Monsters, Myths and Methods

Research project
Early Modern History
Image

A Global Book Biography and the Englightenment Reception of Erik Pontoppidan's Det forste Forsog paa Norges naturlige Historie (1752-3) [and Versuch einer naturlichen Historie von Norwegen (1753-4) and The Natural History of Norway (1755)]

Bishop Erik Pontoppidan published his Det første Forsøg paa Norges naturlige Historie in 1752-3. It was translated into German and published, also in Copenhagen, a year later. A year after that the work was translated into English and published in two grand folio volumes in London as Natural History of Norway. The size and format of these richly illustrated editions are very different and together they offer a unique, multi-dimensional subject for a ‘book biography’ tracing on a global scale the many facets and legacies of its materially and linguistically different forms of production and its intellectually varying popularity and reception across the world. The book was sought by instituiotns and readers all round the globe. By examining archival notes, reviews and annotated surviving copies, including those bought by Benjamin Franklin in Philadelphia, by the Maharajah of Tangore in India, and by scholars, writers, clerics and institutions in St Petersburg, Hesse, Kraków, Glasgow, Oxford, Westminster, Charleston and many dozen more, we can determine how Pontoppidan’s pioneering scientific and historical ‘verification’ methods were received and the part played by different languages, translations, typographies, engraved images and material book forms. But there is also a significant twist to this history of writing, production, circulation and reception.

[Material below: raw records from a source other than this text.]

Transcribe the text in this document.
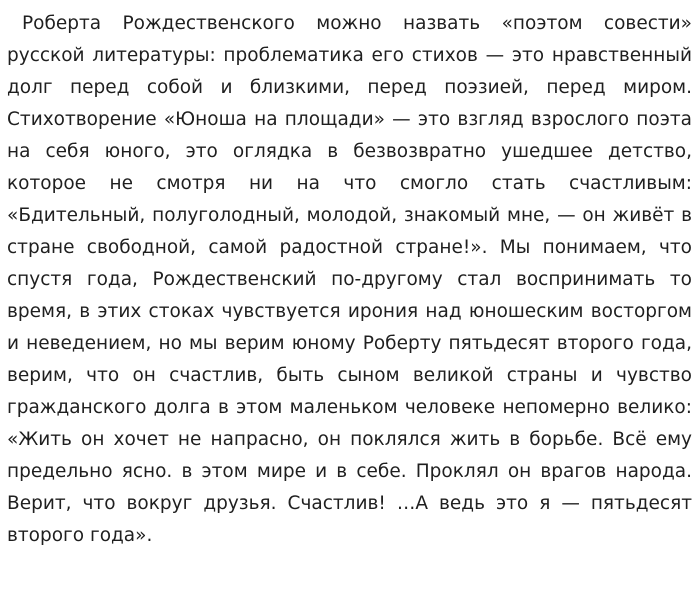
Роберта Рождественского можно назвать «поэтом совести» русской литературы: проблематика его стихов — это нравственный долг перед собой и близкими, перед поэзией, перед миром. Стихотворение «Юноша на площади» — это взгляд взрослого поэта на себя юного, это оглядка в безвозвратно ушедшее детство, которое не смотря ни на что смогло стать счастливым: «Бдительный, полуголодный, молодой, знакомый мне, — он живёт в стране свободной, самой радостной стране!». Мы понимаем, что спустя года, Рождественский по-другому стал воспринимать то время, в этих стоках чувствуется ирония над юношеским восторгом и неведением, но мы верим юному Роберту пятьдесят второго года, верим, что он счастлив, быть сыном великой страны и чувство гражданского долга в этом маленьком человеке непомерно велико: «Жить он хочет не напрасно, он поклялся жить в борьбе. Всё ему предельно ясно. в этом мире и в себе. Проклял он врагов народа. Верит, что вокруг друзья. Счастлив! …А ведь это я — пятьдесят второго года».
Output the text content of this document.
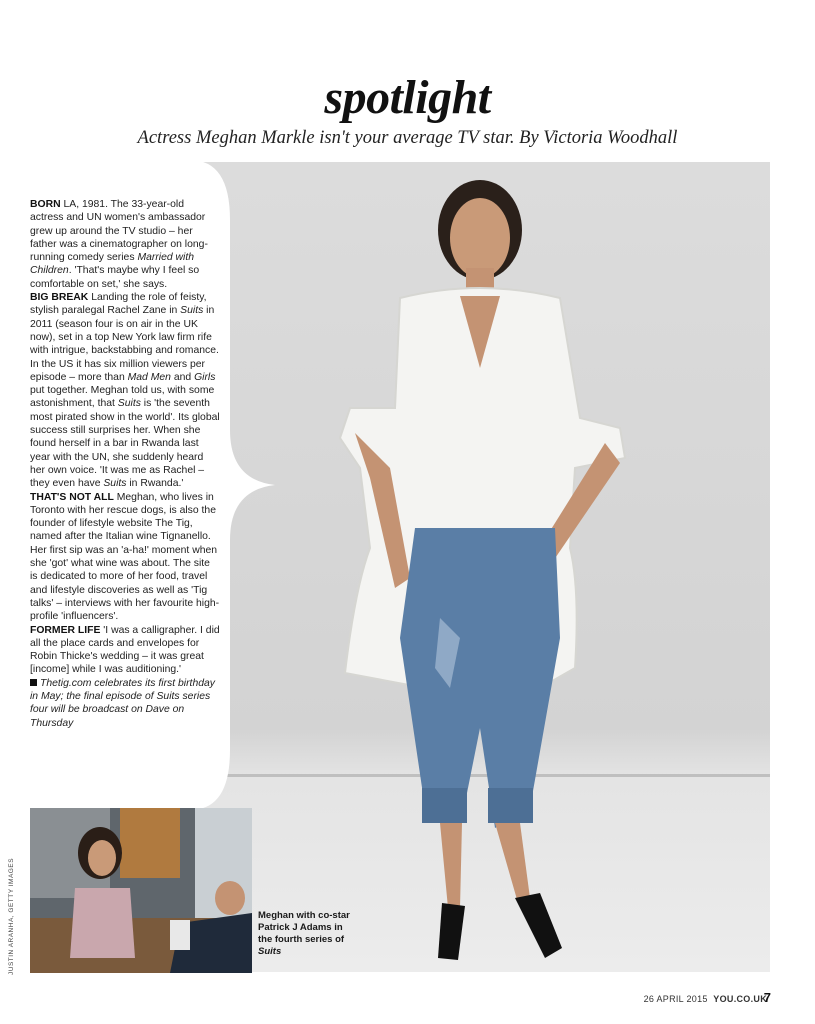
spotlight
Actress Meghan Markle isn't your average TV star. By Victoria Woodhall

BORN LA, 1981. The 33-year-old actress and UN women's ambassador grew up around the TV studio – her father was a cinematographer on long-running comedy series Married with Children. 'That's maybe why I feel so comfortable on set,' she says.

BIG BREAK Landing the role of feisty, stylish paralegal Rachel Zane in Suits in 2011 (season four is on air in the UK now), set in a top New York law firm rife with intrigue, backstabbing and romance. In the US it has six million viewers per episode – more than Mad Men and Girls put together. Meghan told us, with some astonishment, that Suits is 'the seventh most pirated show in the world'. Its global success still surprises her. When she found herself in a bar in Rwanda last year with the UN, she suddenly heard her own voice. 'It was me as Rachel – they even have Suits in Rwanda.'

THAT'S NOT ALL Meghan, who lives in Toronto with her rescue dogs, is also the founder of lifestyle website The Tig, named after the Italian wine Tignanello. Her first sip was an 'a-ha!' moment when she 'got' what wine was about. The site is dedicated to more of her food, travel and lifestyle discoveries as well as 'Tig talks' – interviews with her favourite high-profile 'influencers'.

FORMER LIFE 'I was a calligrapher. I did all the place cards and envelopes for Robin Thicke's wedding – it was great [income] while I was auditioning.'

Thetig.com celebrates its first birthday in May; the final episode of Suits series four will be broadcast on Dave on Thursday

Meghan with co-star Patrick J Adams in the fourth series of Suits
JUSTIN ARANHA, GETTY IMAGES
26 APRIL 2015 YOU.CO.UK
7
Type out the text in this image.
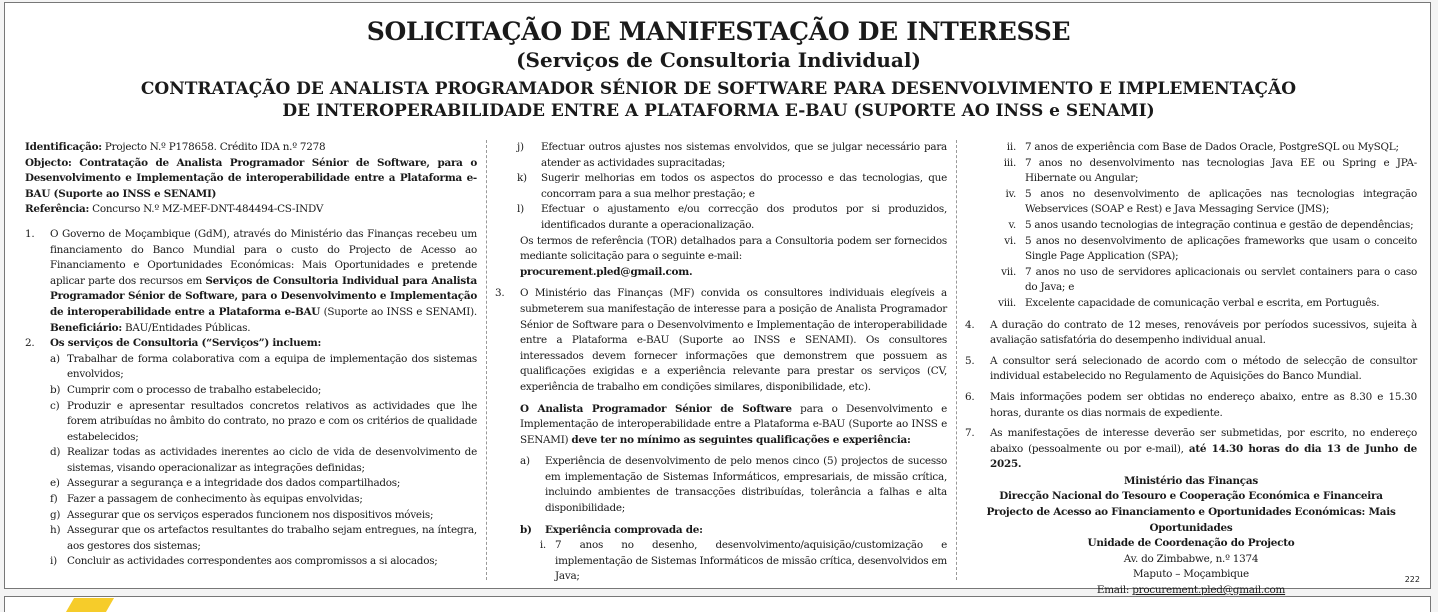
SOLICITAÇÃO DE MANIFESTAÇÃO DE INTERESSE
(Serviços de Consultoria Individual)
CONTRATAÇÃO DE ANALISTA PROGRAMADOR SÉNIOR DE SOFTWARE PARA DESENVOLVIMENTO E IMPLEMENTAÇÃO
DE INTEROPERABILIDADE ENTRE A PLATAFORMA E-BAU (SUPORTE AO INSS e SENAMI)
Identificação: Projecto N.º P178658. Crédito IDA n.º 7278
Objecto: Contratação de Analista Programador Sénior de Software, para o Desenvolvimento e Implementação de interoperabilidade entre a Plataforma e-BAU (Suporte ao INSS e SENAMI)
Referência: Concurso N.º MZ-MEF-DNT-484494-CS-INDV
1.	O Governo de Moçambique (GdM), através do Ministério das Finanças recebeu um financiamento do Banco Mundial para o custo do Projecto de Acesso ao Financiamento e Oportunidades Económicas: Mais Oportunidades e pretende aplicar parte dos recursos em Serviços de Consultoria Individual para Analista Programador Sénior de Software, para o Desenvolvimento e Implementação de interoperabilidade entre a Plataforma e-BAU (Suporte ao INSS e SENAMI). Beneficiário: BAU/Entidades Públicas.
2.	Os serviços de Consultoria (“Serviços”) incluem:
a) Trabalhar de forma colaborativa com a equipa de implementação dos sistemas envolvidos;
b) Cumprir com o processo de trabalho estabelecido;
c) Produzir e apresentar resultados concretos relativos as actividades que lhe forem atribuídas no âmbito do contrato, no prazo e com os critérios de qualidade estabelecidos;
d) Realizar todas as actividades inerentes ao ciclo de vida de desenvolvimento de sistemas, visando operacionalizar as integrações definidas;
e) Assegurar a segurança e a integridade dos dados compartilhados;
f) Fazer a passagem de conhecimento às equipas envolvidas;
g) Assegurar que os serviços esperados funcionem nos dispositivos móveis;
h) Assegurar que os artefactos resultantes do trabalho sejam entregues, na íntegra, aos gestores dos sistemas;
i) Concluir as actividades correspondentes aos compromissos a si alocados;
j)	Efectuar outros ajustes nos sistemas envolvidos, que se julgar necessário para atender as actividades supracitadas;
k)	Sugerir melhorias em todos os aspectos do processo e das tecnologias, que concorram para a sua melhor prestação; e
l)	Efectuar o ajustamento e/ou correcção dos produtos por si produzidos, identificados durante a operacionalização.
Os termos de referência (TOR) detalhados para a Consultoria podem ser fornecidos mediante solicitação para o seguinte e-mail:
procurement.pled@gmail.com.
3.	O Ministério das Finanças (MF) convida os consultores individuais elegíveis a submeterem sua manifestação de interesse para a posição de Analista Programador Sénior de Software para o Desenvolvimento e Implementação de interoperabilidade entre a Plataforma e-BAU (Suporte ao INSS e SENAMI). Os consultores interessados devem fornecer informações que demonstrem que possuem as qualificações exigidas e a experiência relevante para prestar os serviços (CV, experiência de trabalho em condições similares, disponibilidade, etc).
O Analista Programador Sénior de Software para o Desenvolvimento e Implementação de interoperabilidade entre a Plataforma e-BAU (Suporte ao INSS e SENAMI) deve ter no mínimo as seguintes qualificações e experiência:
a)	Experiência de desenvolvimento de pelo menos cinco (5) projectos de sucesso em implementação de Sistemas Informáticos, empresariais, de missão crítica, incluindo ambientes de transacções distribuídas, tolerância a falhas e alta disponibilidade;
b)	Experiência comprovada de:
i. 7 anos no desenho, desenvolvimento/aquisição/customização e implementação de Sistemas Informáticos de missão crítica, desenvolvidos em Java;
ii. 7 anos de experiência com Base de Dados Oracle, PostgreSQL ou MySQL;
iii. 7 anos no desenvolvimento nas tecnologias Java EE ou Spring e JPA-Hibernate ou Angular;
iv. 5 anos no desenvolvimento de aplicações nas tecnologias integração Webservices (SOAP e Rest) e Java Messaging Service (JMS);
v. 5 anos usando tecnologias de integração continua e gestão de dependências;
vi. 5 anos no desenvolvimento de aplicações frameworks que usam o conceito Single Page Application (SPA);
vii. 7 anos no uso de servidores aplicacionais ou servlet containers para o caso do Java; e
viii. Excelente capacidade de comunicação verbal e escrita, em Português.
4.	A duração do contrato de 12 meses, renováveis por períodos sucessivos, sujeita à avaliação satisfatória do desempenho individual anual.
5.	A consultor será selecionado de acordo com o método de selecção de consultor individual estabelecido no Regulamento de Aquisições do Banco Mundial.
6.	Mais informações podem ser obtidas no endereço abaixo, entre as 8.30 e 15.30 horas, durante os dias normais de expediente.
7.	As manifestações de interesse deverão ser submetidas, por escrito, no endereço abaixo (pessoalmente ou por e-mail), até 14.30 horas do dia 13 de Junho de 2025.
Ministério das Finanças
Direcção Nacional do Tesouro e Cooperação Económica e Financeira
Projecto de Acesso ao Financiamento e Oportunidades Económicas: Mais Oportunidades
Unidade de Coordenação do Projecto
Av. do Zimbabwe, n.º 1374
Maputo – Moçambique
Email: procurement.pled@gmail.com
222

Pontoppidan, for all his insistence on verifiability included long sections on the sightings of kraken, or sea monsters, with notes on contemporary observations and images of the creatures (many drawn from earlier works on Scandinavian myth, such as Olaus Magnus and repeated by great early modern naturalists), As a result, this book biography also investigates why his observations of  mermaids and mythic creatures gained credibility within Enlightenment natural science (even applauded a century later in Moby Dick and remembered, with direct reference to Pontoppidan in later sightings of sea monsters reported in newspapers, diaries and various publications in Ireland, Italy, the Unites States, India, Singapore and many more besides).